Winter Haven has seen interest for new subdivisions and commercial growth in the past year. D.R. Horton paid $1.7 million in March for Phase 2 of Country Walk at Winter Haven, a 78-home community that opened for sales in 2019. The takedown consisted of 36 lots. The homebuilder previously paid about $1.78 million for Phase 1. In April, Celebration-based CBD Real Estate Investment LLC was under contract for to purchase about 280 acres near Winter Haven in Eagle Lake with plans to develop a large residential subdivision and small commercial center.

Yeager’s subdivision will have density of 2.1 homes per acre with a minimum lot width of 50 feet. The developer may build up to 50 lots with a 40-foot width. Tedrow said planning is in the early stages. There will be at least two recreational amenities of at least 21,500 square feet each.

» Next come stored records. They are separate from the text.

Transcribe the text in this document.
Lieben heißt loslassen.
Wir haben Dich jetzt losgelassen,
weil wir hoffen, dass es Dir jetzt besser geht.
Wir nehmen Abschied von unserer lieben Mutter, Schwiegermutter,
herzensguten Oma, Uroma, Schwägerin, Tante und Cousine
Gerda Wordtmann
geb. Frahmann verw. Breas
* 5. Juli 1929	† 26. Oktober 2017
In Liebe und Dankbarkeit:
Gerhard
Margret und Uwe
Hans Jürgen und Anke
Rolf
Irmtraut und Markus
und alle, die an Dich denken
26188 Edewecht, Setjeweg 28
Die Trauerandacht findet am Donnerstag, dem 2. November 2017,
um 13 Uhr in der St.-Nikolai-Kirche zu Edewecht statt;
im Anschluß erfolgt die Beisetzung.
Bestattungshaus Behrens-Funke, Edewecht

The land touches the shores of both lakes so docks would be allowed by individual owners based on the city’s recently updated dock ordinance, city planning manager Sean Byers told the commission. “We feel those are pretty robust regulations and would work well for this development,” Byers said.

One resident expressed concern about destroying the park-like area and wanted to know if a path could be provided around the lake for public use. Another resident asked about sand skinks and lighting that would protect wildlife at night. Tedrow said her client mitigated for sand skinks.


Planning staff said lighting will be energy efficient and dark sky compliant, and that once the area is built up, it likely will be connected with other public paths in the city. Tedrow said the city requires 8-feet-wide paths that will serve as multi-use paths and 5-feet-wide sidewalks.

NOTE: This story has been updated to correct the spelling of the developer’s name.